В той стороне, откуда свалилась гроза и куда убежал притихший торопливый поезд, быстро очищалось вечернее небо, свежий закат горел в продолговатых блюдечках воды на вымокших досках перрона. Милиционер озабоченно спросил, не везет ли она, случаем, сегодняшние газеты. Свежих газет у Лизы не было, были вчерашние, взятые в день отъезда, и милиционер заметно огорчился. Сдвинув помятую под капюшоном фуражку на глаза, он разочарованно поскреб затылок и еще раз оглядел пустой перрон. В мелких лужицах на досках понемногу унимался резвый блеск, уже нестрашно громоздились в небе величественные развалы туч. С молодых тополей в сумеречном станционном садике капало все реже и крупней. И в тишине, в молчании вдруг откуда-то издалека так явственно, так близко донесся тонкий гудок паровоза, услышался дробный суматошный перестук колес, что милиционер повернул голову и насторожился: впечатление и в самом деле было такое, что поезд зачем-то возвращался. Но все умолкло и заглохло снова, и где-то совсем рядом, за садиком, за рыжим станционным зданием, замычал тоскливым низким голосом теленок.
— Да-а… — проговорил разочарованный милиционер и укрепил фуражку как положено. Оказалось, что ехать ему тоже в Вершинки. Он подхватил Лизин чемоданчик и пошел вперед, ступая все так же враскачку. Голенища сапог не доставали милиционеру до колен, отчего ноги его казались еще длиннее и молодцеватее.
— У нас тут в Антропшине одному лафа в лотерею свалилась, — рассказывал он, отстегивая на коляске сырой брезентовый фартук и усаживая Лизу на сухое теплое сиденье. — Открывает утром газету… бах! — «Волга». У него чуть глаза не выскочили. К родне, к соседям — вся деревня дыбом. А билет, говорят, силком заставили взять: в магазине сдачи не было. Еще, говорят, скандалил, жаловаться хотел.
Расплескивая присмиревшие лужи и мотаясь в рытвинах, мотоцикл понесся по грязной дороге. Остывший влажный воздух уперся Лизе в щеки, — она до горла укрылась плотным фартуком от коляски.

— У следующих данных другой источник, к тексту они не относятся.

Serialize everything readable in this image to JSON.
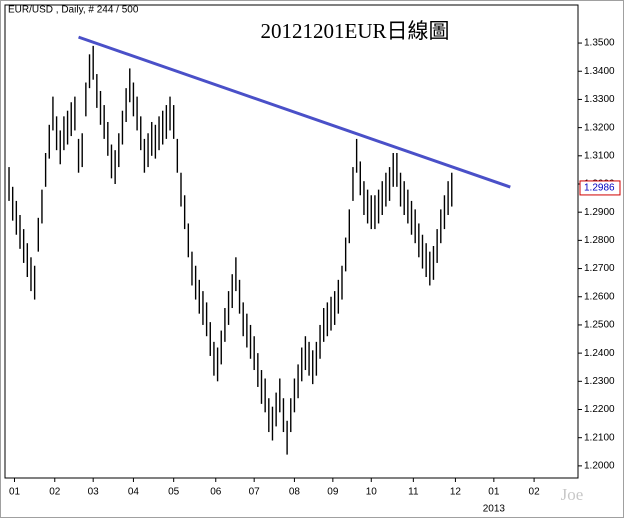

— У нас майор один… — кричал милиционер, наклоняясь к ней, и все гнал, прибавляя ходу, — майор один в каждую лотерею чуть на сотню билетов берет. Кучу! И хоть бы раз… хоть бы рубль вернул! А тут…
Небо стало прозрачным, грозные толстые тучи скатились к горизонту, и оттуда, из подбрюшья притихших к ночи туч, как от чернильного пятна, расползались сумерки. Но было еще светло и рдело позади, и Лиза, оборачиваясь, разглядела на захолодавшем небе умытый, едва обозначенный серпик молодого месяца. У покойной матери на этот случай была своя давнишняя примета, и Лиза тотчас нашарила в кармане, зажала в руке мелочь, рубль с копейками, которые она приготовила для шофера. Теперь весь месяц, до следующего новолуния, должен быть прибыльным. Ее смущало — платить, не платить милиционеру? Она держала в руке деньги и пыталась понять, обидится или нет милиционер, если предложить ему плату. А он, за разговором не забывая следить за дорогой, гнал так, что трещала за плечами просыхающая на ветру накидка.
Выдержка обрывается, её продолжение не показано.